この記事では、インターネット上に散らばるATスラダンの作成情報を収集・整理し、初心者から中級者まで理解できるように要点をまとめました。必要なパーツの選び方から具体的な加工手順、さらにはスムーズに動作させるための調整方法まで、網羅的に解説していきます。
| この記事のポイント |
|---|
| ✓ フロントATスラダンの基本構造と効果が理解できる |
| ✓ 必要なパーツと工具の選び方がわかる |
| ✓ 具体的な加工手順を段階的に学べる |
| ✓ スムーズな動作を実現する調整テクニックを習得できる |
ミニ四駆のフロントATスラダンの基本と準備
- ATスラダンとは2つの機能を持つハイブリッドバンパー
- 必要なパーツは入手しやすさと強度のバランスで選ぶ
- 基本工具に加えて電動リューターがあると作業効率が格段に上がる
ATスラダンとは2つの機能を持つハイブリッドバンパー
ATスラダンは「AT(オートトラック)バンパー」と「スライドダンパー」の機能を1つに統合したギミックです。
📊 ATスラダンの2大機能
| 機能 | 効果 | メリット |
|---|---|---|
| スライドダンパー | 横からの衝撃を吸収 | コーナーでの走行ラインが安定する |
| ATバンパー | 壁乗り上げ時に復帰しやすくなる | ジャンプ後のコースアウトを防止 |
この2つの機能を併せ持つことで、複雑なセクションが多い現代のミニ四駆コースにおいてマシンの完走率が飛躍的に向上します。一般的には、スライドダンパーは主に5レーン用マシンに使われることが多かったのですが、現在では3レーン用マシンでもATスラダンを搭載するのが主流になっているようです。

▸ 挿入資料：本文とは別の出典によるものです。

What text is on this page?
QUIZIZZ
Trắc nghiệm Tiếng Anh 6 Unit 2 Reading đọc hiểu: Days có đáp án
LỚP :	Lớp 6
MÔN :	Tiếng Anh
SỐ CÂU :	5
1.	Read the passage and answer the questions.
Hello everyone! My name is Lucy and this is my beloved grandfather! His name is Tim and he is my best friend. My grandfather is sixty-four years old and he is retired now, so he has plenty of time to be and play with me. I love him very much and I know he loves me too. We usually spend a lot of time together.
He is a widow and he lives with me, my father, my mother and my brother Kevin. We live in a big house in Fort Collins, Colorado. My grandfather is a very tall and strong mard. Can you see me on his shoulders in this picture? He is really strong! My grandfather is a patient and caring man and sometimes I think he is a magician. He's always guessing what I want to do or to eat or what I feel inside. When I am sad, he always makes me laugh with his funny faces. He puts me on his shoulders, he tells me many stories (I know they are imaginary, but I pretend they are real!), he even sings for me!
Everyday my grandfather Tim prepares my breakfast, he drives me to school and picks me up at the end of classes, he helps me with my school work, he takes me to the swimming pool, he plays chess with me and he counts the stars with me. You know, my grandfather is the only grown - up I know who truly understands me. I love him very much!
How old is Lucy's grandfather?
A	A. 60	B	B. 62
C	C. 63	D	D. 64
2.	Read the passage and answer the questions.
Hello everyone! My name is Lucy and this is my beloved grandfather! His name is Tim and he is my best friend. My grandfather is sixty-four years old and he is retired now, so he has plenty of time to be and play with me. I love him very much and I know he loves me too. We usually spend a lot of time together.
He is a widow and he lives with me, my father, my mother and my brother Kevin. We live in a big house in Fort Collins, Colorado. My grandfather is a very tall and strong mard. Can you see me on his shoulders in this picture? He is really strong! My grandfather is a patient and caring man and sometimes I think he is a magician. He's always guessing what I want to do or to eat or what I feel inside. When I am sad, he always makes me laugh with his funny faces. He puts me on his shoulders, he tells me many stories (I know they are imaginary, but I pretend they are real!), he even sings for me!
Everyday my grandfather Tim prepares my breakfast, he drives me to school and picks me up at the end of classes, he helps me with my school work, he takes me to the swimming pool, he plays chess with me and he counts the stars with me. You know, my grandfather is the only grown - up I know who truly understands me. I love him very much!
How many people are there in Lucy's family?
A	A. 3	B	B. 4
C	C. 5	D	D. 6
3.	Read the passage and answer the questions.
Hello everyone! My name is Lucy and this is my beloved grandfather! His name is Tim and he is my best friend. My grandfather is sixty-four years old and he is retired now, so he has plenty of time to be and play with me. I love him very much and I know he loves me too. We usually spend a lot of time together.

ATスラダンはその名の通り、スライドダンパーとATバンパーの両方の動きを兼ね備えたバンパーになります。
出典:ムーチョのミニ四駆ブログ
デメリットとしては、2種類のギミックを組み合わせているためパーツ点数が増え、重量も増してしまう点が挙げられます。しかし、それを補って余りある安定性とコース攻略性能が得られるため、多くのレーサーに採用されています。
必要なパーツは入手しやすさと強度のバランスで選ぶ
ATスラダン作成に必要なパーツは、入手難易度と強度のバランスを考慮して選択することが重要です。
🛠️ 基本的な必要パーツリスト
| パーツ名 | 役割 | 代替案 |
|---|---|---|
| フロントワイドスライドダンパー | 上蓋・スプリング・アルミプレート(型枠用) | – |
| カーボンマルチワイドリヤステー | バンパー本体(2枚推奨) | FRPマルチワイドリヤステーで代用可 |
| リヤブレーキステー | ベースプレート作成用 | 2枚使用 |
| 2段アルミローラー用5mmパイプ | AT軸として使用 | – |
| スプリング | ATバンパーの復帰用 | スライドダンパーセット付属品 |
理想的な構成としては、カーボンマルチワイドリヤステーを2枚使用することで強度と精度を確保できます。ただし、このパーツは限定品のため入手が困難な場合もあります。予算や入手状況に応じて、1枚をFRPマルチワイドリヤステーで代用する方法も実用的です。
📌 パーツ選択のポイント
- ✅ ステーの厚みは合計3mm程度(1.5mm×2枚)が理想的
- ✅ カーボン製は軽量かつ強度が高いが、FRP製でも十分機能する
- ✅ 限定パーツは再販時期を狙うか、定期的にオンラインショップをチェック
初心者の方は、まずFRP製のパーツで試作してみることをおすすめします。加工のコツをつかんでから、本番用としてカーボン製で作成するという流れが失敗のリスクを減らせます。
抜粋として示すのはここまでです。